Wednesday, July 6, 2011

Pine-less Pesto

My wonderful friend Gloria gave me a bunch more fresh basil from her garden.  Don’t ask me why I never planted any…..I still kick myself for not getting any in this year.   The last bunch she gave me ended up being eaten in various dishes; I had really wanted to make pesto out of it but for whatever reason, didn’t. 
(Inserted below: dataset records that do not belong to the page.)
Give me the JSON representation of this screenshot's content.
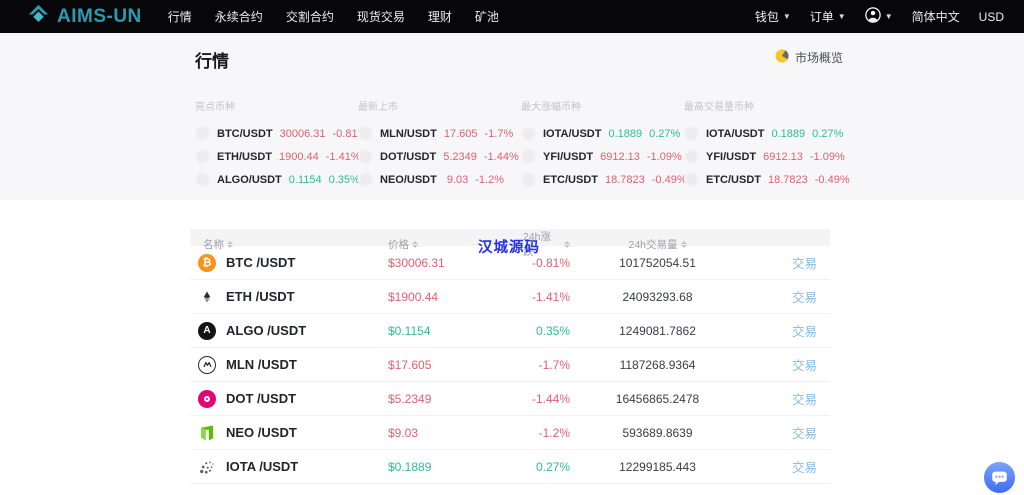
{
  "navbar": {
    "brand": "AIMS-UN",
    "menu": [
      "行情",
      "永续合约",
      "交割合约",
      "现货交易",
      "理财",
      "矿池"
    ],
    "right": {
      "wallet": "钱包",
      "orders": "订单",
      "language": "简体中文",
      "currency": "USD"
    }
  },
  "hero": {
    "title": "行情",
    "market_overview": "市场概览"
  },
  "overview_columns": [
    {
      "title": "亮点币种",
      "rows": [
        {
          "pair": "BTC/USDT",
          "price": "30006.31",
          "change": "-0.81%",
          "trend": "down"
        },
        {
          "pair": "ETH/USDT",
          "price": "1900.44",
          "change": "-1.41%",
          "trend": "down"
        },
        {
          "pair": "ALGO/USDT",
          "price": "0.1154",
          "change": "0.35%",
          "trend": "up"
        }
      ]
    },
    {
      "title": "最新上市",
      "rows": [
        {
          "pair": "MLN/USDT",
          "price": "17.605",
          "change": "-1.7%",
          "trend": "down"
        },
        {
          "pair": "DOT/USDT",
          "price": "5.2349",
          "change": "-1.44%",
          "trend": "down"
        },
        {
          "pair": "NEO/USDT",
          "price": "9.03",
          "change": "-1.2%",
          "trend": "down"
        }
      ]
    },
    {
      "title": "最大涨幅币种",
      "rows": [
        {
          "pair": "IOTA/USDT",
          "price": "0.1889",
          "change": "0.27%",
          "trend": "up"
        },
        {
          "pair": "YFI/USDT",
          "price": "6912.13",
          "change": "-1.09%",
          "trend": "down"
        },
        {
          "pair": "ETC/USDT",
          "price": "18.7823",
          "change": "-0.49%",
          "trend": "down"
        }
      ]
    },
    {
      "title": "最高交易量币种",
      "rows": [
        {
          "pair": "IOTA/USDT",
          "price": "0.1889",
          "change": "0.27%",
          "trend": "up"
        },
        {
          "pair": "YFI/USDT",
          "price": "6912.13",
          "change": "-1.09%",
          "trend": "down"
        },
        {
          "pair": "ETC/USDT",
          "price": "18.7823",
          "change": "-0.49%",
          "trend": "down"
        }
      ]
    }
  ],
  "table": {
    "headers": [
      "名称",
      "价格",
      "24h涨跌",
      "24h交易量"
    ],
    "trade_label": "交易",
    "rows": [
      {
        "coin": "BTC",
        "pair": "BTC /USDT",
        "price": "$30006.31",
        "change": "-0.81%",
        "volume": "101752054.51",
        "trend": "down"
      },
      {
        "coin": "ETH",
        "pair": "ETH /USDT",
        "price": "$1900.44",
        "change": "-1.41%",
        "volume": "24093293.68",
        "trend": "down"
      },
      {
        "coin": "ALGO",
        "pair": "ALGO /USDT",
        "price": "$0.1154",
        "change": "0.35%",
        "volume": "1249081.7862",
        "trend": "up"
      },
      {
        "coin": "MLN",
        "pair": "MLN /USDT",
        "price": "$17.605",
        "change": "-1.7%",
        "volume": "1187268.9364",
        "trend": "down"
      },
      {
        "coin": "DOT",
        "pair": "DOT /USDT",
        "price": "$5.2349",
        "change": "-1.44%",
        "volume": "16456865.2478",
        "trend": "down"
      },
      {
        "coin": "NEO",
        "pair": "NEO /USDT",
        "price": "$9.03",
        "change": "-1.2%",
        "volume": "593689.8639",
        "trend": "down"
      },
      {
        "coin": "IOTA",
        "pair": "IOTA /USDT",
        "price": "$0.1889",
        "change": "0.27%",
        "volume": "12299185.443",
        "trend": "up"
      }
    ]
  },
  "watermark": "汉城源码",
  "colors": {
    "up": "#2ebd8f",
    "down": "#e06070",
    "brand": "#2b9cb0",
    "trade_link": "#87bade",
    "watermark": "#2531e3",
    "navbar_bg": "#070709",
    "hero_bg": "#f7f7f9"
  }
}
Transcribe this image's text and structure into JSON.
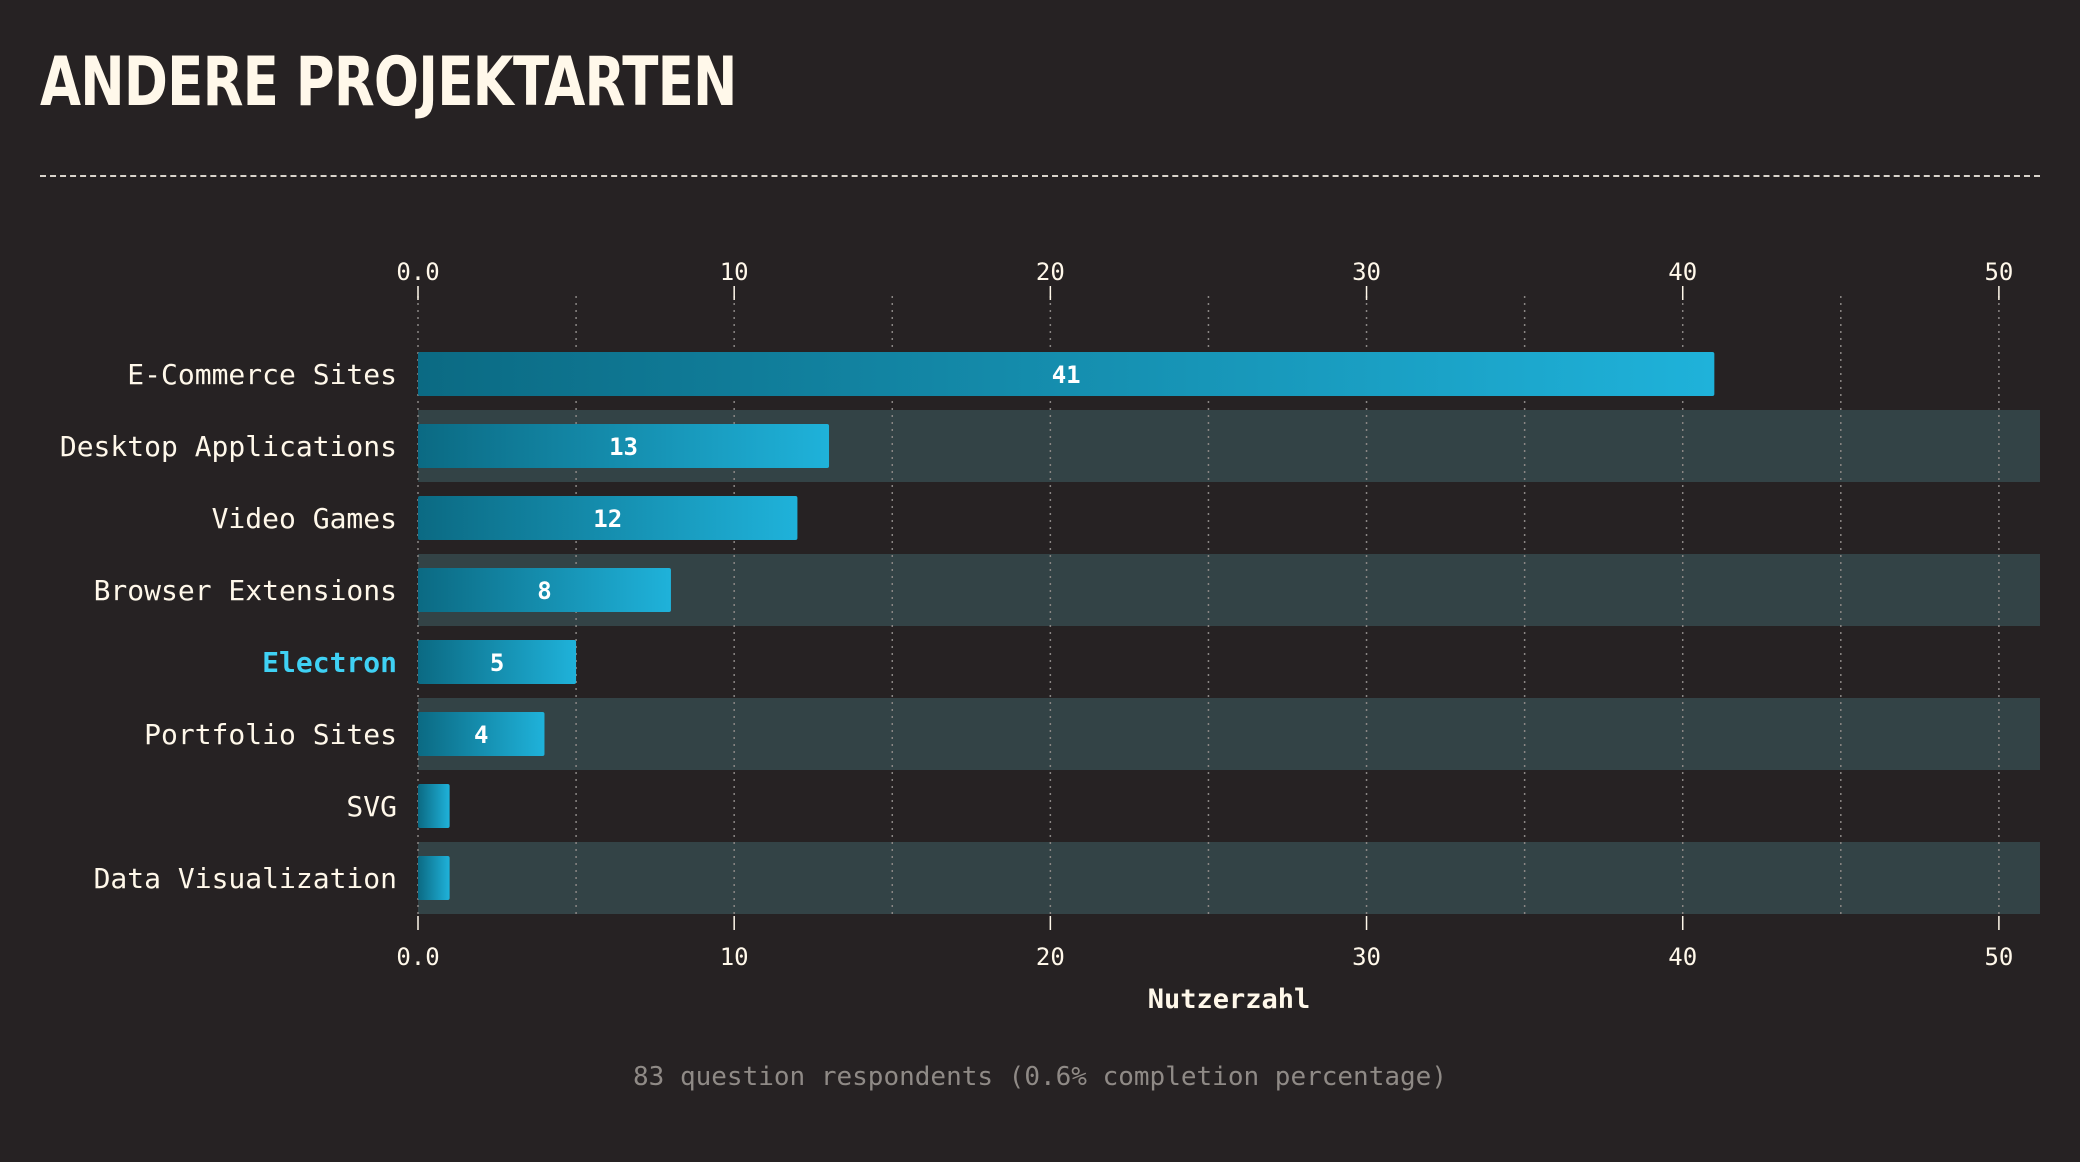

So last night I was determined to make some pesto.  But I didn’t have any pine nuts and the heak if I was going to drive all the way into town for pine nuts.  Besides the fact that I’m cheap and would probably refuse to pay what they wanted for their stale pinecone seeds anyhow.
I’ve heard that you can make pesto using other nuts such as walnuts or pecans.  And I had both!  Well, I have both somewhere.  Couldn’t find the pecans, so I used walnuts.  Two cups (lightly packed) of fresh basil leaves, one cup of walnuts, 1/3 cup olive oil, ¼ cup parmesan cheese, 1 tsp. garlic salt & a dash of pepper.  Blend it all up & serve over pasta!  I had picked some more lambs quarters so I sautéed them up and added that to the cooked spaghetti.
The bright green pesto started to brown pretty quickly though.  I made it before I started the pasta and squash so probably should have made it last.  Maybe adding a bit of lemon juice would have kept it green longer.  Still tasted good.
I’ve also heard that you can freeze the extra pesto in ice cube trays and then defrost the pesto-cubes as needed.  Extra.  Yeaaaahhhhh.  Around here, there never seems to be “extra” food.
Interesting idea though.

1 comment:

  1. Our family loves pesto! I have heard that walnuts and pecans both work well if you're out of pine nuts. I freeze mine in small jars and it will last a year (I only know this because I found some from last summer lost in the back of the freezer). Try it as your sauce on pizza instead of tomato based pizza sauce. It is delicious.